Tessa Proffitt, 41, of Jonesborough, and Alicia May, 53, of Johnson City, were each indicted on six counts of unlawful disclosure of confidential sex abuse information, two counts of tampering with evidence and one count of criminal conspiracy to tamper with evidence.
Proffitt worked as a certified Sexual Assault Nurse Examiner — a registered nurse who specializes in sexual assault examinations — when she allegedly shared information with another nurse whose son was under investigation.
Proffitt and May came under scrutiny last year during an Elizabethton Police Department child sex abuse case. The child, who was reportedly raped, was medically examined by Proffitt. When Elizabethton investigators suspected confidential information had been shared, they went to then-First Judicial District Attorney General Tony Clark. Because Proffitt was involved in numerous cases in the First District, Clark recused his office from the matter.
Second Judicial District Attorney General Barry Staubus’ office was appointed to the case and two of his assistants — Gene Perrin and William Harper — took over. Staubus asked the Tennessee Bureau of Investigation to step in and investigate the case.
“We have have the case resolved,” Perrin told Rice. “Both agreed to plea.”
Perrin did not explain further what May and Proffitt agreed to in the plea, and there is no agreed sentence in the case.
“It will be a plea and sentencing hearing,” said May’s attorney, Jonathan Minga. Proffitt’s attorneys, Wayne Culbertson and Joseph McMurray, were also in court and in agreement to resetting the case.
According to the presentment against the women, they exchanged information about the child abuse allegations against Mays’ son through text messages, e-mail, Facebook messages and phone conversations “that concerned the unlawful disclosure of confidential child sexual abuse records as well as the willingness of Tessa Proffit to unlawfully assist in the defense of Alicia May’s son’s criminal case.”
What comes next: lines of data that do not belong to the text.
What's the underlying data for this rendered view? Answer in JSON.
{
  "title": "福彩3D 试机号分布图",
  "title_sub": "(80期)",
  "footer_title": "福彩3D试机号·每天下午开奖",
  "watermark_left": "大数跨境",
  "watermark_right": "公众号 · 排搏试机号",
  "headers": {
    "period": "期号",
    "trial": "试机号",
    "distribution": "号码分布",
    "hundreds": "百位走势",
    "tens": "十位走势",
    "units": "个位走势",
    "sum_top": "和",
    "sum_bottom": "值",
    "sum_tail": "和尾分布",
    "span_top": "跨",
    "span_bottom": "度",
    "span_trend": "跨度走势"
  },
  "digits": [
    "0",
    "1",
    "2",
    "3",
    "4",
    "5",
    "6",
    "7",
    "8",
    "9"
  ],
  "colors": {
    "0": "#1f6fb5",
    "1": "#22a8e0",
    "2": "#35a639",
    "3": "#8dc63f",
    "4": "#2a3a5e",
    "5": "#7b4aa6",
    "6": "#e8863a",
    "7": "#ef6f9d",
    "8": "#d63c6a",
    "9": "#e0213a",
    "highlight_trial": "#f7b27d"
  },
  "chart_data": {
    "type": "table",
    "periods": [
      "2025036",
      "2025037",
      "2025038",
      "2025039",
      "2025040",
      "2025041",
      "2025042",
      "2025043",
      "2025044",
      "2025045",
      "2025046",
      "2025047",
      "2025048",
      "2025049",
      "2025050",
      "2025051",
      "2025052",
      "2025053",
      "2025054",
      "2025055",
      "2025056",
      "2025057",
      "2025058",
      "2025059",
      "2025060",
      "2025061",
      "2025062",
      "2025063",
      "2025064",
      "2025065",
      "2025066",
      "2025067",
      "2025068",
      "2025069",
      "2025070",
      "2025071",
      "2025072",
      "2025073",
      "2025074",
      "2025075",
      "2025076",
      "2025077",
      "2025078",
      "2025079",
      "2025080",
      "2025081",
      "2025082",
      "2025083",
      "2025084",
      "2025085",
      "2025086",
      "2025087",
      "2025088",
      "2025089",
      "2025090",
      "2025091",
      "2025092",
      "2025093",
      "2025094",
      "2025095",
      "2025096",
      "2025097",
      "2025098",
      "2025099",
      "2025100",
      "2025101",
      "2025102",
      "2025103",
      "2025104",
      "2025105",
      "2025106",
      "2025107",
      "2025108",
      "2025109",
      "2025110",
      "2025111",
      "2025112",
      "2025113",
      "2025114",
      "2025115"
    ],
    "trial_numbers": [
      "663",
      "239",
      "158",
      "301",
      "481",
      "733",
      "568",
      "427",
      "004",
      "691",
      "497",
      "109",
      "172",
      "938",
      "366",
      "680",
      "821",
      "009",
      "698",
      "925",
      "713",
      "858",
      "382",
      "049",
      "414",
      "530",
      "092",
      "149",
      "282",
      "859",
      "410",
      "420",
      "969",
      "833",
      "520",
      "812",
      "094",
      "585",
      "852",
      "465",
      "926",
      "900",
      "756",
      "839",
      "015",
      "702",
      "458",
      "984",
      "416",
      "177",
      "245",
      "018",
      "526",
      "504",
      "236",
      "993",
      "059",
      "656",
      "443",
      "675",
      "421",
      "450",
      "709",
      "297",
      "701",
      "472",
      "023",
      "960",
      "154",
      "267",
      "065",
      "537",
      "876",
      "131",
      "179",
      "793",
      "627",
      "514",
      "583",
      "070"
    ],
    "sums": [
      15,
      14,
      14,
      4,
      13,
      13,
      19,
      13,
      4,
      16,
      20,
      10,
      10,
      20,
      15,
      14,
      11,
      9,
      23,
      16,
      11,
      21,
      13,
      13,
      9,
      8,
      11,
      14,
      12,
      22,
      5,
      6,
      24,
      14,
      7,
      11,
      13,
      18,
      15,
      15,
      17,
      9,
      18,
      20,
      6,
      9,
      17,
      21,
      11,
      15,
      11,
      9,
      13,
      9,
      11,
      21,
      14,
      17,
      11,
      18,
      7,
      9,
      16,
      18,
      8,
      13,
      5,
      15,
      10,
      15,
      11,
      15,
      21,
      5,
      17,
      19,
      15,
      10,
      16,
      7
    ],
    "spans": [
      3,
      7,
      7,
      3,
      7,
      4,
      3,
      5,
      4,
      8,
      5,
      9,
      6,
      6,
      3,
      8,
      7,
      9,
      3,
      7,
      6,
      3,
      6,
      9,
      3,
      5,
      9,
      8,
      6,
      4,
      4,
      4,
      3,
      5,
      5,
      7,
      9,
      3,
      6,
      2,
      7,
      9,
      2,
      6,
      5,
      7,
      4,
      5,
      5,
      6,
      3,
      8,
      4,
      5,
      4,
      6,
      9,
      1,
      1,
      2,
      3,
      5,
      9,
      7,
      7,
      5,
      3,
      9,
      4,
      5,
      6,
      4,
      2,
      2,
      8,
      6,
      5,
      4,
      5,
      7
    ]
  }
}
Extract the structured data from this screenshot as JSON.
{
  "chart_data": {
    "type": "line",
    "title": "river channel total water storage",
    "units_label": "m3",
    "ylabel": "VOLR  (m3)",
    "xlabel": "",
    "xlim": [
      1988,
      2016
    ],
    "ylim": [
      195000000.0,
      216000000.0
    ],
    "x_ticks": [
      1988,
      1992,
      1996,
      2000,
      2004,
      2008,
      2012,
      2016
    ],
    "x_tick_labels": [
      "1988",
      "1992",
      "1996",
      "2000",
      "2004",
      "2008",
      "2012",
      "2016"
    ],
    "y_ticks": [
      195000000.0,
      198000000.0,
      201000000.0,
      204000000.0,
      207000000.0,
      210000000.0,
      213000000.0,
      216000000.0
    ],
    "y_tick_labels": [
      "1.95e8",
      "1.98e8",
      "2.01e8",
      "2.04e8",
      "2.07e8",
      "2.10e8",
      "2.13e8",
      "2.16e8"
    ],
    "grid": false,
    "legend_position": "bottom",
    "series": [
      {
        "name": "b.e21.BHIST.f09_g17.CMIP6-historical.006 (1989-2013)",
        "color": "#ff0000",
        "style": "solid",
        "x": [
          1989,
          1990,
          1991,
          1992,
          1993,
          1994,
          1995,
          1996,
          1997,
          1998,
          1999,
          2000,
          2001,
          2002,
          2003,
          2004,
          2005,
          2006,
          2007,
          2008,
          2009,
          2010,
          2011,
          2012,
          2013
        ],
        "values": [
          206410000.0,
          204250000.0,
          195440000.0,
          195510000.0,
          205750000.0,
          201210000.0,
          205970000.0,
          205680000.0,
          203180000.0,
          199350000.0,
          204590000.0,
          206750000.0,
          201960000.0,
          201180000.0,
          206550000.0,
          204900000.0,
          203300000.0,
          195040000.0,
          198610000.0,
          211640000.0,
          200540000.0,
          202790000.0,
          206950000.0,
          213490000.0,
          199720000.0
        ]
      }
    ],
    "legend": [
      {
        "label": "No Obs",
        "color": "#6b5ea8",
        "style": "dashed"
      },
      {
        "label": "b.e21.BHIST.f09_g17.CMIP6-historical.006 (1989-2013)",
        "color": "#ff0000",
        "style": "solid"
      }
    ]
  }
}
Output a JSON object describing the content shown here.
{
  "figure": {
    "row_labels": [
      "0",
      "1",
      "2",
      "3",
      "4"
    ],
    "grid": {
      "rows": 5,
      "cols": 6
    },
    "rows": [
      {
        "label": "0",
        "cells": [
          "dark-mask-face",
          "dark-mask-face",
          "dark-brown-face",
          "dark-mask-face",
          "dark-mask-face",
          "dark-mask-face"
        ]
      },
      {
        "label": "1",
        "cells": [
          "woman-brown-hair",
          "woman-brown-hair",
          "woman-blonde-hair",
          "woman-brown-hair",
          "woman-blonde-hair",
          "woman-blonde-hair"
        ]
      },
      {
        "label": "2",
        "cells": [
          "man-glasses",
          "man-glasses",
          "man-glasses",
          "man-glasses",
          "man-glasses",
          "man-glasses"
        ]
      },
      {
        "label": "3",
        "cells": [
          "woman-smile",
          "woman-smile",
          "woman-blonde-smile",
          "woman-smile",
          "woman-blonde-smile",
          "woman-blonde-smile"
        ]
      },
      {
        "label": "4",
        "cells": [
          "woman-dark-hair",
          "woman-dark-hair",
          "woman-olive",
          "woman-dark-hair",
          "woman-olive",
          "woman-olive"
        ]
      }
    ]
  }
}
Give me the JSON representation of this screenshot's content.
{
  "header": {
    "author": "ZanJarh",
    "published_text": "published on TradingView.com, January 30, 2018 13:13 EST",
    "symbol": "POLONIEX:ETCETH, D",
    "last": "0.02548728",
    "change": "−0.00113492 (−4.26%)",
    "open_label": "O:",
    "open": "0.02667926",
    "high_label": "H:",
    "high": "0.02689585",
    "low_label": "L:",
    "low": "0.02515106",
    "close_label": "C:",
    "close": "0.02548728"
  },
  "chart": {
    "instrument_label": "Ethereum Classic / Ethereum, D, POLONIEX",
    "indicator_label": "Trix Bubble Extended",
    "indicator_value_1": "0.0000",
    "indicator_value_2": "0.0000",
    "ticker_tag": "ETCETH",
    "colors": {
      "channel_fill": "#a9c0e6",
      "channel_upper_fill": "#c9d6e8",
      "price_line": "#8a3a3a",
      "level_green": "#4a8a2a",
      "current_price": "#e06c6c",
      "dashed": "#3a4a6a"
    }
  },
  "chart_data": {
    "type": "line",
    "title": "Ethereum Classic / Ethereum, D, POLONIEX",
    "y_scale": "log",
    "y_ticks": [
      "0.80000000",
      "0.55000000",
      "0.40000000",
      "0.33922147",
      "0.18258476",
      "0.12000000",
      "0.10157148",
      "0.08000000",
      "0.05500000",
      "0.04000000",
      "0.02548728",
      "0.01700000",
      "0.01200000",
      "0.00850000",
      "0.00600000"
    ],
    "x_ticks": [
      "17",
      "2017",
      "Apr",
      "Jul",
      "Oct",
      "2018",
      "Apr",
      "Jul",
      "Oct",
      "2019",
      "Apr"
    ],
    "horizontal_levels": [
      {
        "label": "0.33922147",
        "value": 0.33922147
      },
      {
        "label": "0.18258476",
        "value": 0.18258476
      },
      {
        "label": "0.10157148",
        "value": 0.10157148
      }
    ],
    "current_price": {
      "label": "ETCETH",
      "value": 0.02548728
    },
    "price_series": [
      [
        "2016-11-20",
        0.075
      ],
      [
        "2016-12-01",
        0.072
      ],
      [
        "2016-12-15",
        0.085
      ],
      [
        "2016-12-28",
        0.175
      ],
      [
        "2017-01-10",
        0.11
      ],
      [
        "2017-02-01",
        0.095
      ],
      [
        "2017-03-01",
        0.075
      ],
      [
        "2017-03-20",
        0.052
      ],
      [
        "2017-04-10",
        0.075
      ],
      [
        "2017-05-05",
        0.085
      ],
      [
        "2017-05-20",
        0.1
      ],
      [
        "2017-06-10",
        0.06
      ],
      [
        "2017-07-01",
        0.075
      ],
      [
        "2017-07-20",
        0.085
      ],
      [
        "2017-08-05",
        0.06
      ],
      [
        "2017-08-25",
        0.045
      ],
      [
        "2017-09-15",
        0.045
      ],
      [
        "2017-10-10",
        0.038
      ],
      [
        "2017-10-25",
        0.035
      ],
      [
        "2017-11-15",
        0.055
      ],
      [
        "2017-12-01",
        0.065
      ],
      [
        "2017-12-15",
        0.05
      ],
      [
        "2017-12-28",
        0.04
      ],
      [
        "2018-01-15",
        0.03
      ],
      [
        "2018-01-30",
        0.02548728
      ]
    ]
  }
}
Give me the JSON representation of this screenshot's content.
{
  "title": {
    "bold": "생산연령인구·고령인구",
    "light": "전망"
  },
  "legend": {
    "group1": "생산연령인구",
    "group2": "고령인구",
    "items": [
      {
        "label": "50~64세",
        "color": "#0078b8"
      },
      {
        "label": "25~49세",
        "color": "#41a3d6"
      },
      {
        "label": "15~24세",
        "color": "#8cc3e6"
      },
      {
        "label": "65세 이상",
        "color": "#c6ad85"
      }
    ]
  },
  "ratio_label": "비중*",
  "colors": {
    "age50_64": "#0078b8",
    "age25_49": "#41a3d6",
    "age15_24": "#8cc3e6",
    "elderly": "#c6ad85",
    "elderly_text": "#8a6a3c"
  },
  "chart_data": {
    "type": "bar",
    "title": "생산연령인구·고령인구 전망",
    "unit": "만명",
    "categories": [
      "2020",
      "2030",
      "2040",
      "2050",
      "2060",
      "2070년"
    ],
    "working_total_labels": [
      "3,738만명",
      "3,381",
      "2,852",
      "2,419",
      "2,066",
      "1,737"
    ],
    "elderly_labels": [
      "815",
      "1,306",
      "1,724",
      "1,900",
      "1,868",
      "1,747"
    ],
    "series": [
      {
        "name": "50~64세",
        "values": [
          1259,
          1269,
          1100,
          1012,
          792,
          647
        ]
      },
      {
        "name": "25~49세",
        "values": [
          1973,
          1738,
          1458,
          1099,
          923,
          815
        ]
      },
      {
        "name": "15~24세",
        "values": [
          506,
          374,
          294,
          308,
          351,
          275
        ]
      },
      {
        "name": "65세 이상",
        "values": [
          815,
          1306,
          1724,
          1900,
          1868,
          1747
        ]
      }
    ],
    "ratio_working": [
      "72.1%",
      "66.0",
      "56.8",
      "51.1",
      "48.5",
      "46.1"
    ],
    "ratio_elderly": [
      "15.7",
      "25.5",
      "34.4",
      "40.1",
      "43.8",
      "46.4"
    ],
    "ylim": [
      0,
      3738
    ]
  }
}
One count in the presentment indicated the women did alter, destroy or conceal a sexual device that was evidence in the case.
According to the presentment, all of the information apparently came to light after May’s son’s defense attorney discovered a packet of information dropped off at his office by May that contained “confidential and privileged information that was given to her by Tessa Proffitt that arose from the child sexual abuse investigation.” The presentment also stated that Proffitt and May agreed the communications between them had to be destroyed or concealed.
Both women were suspended from their work with Mountain States and Proffitt resigned from her job at the VA Medical Center.
Both women are free on $5,000 bond each. Their plea hearing is scheduled for Nov. 9.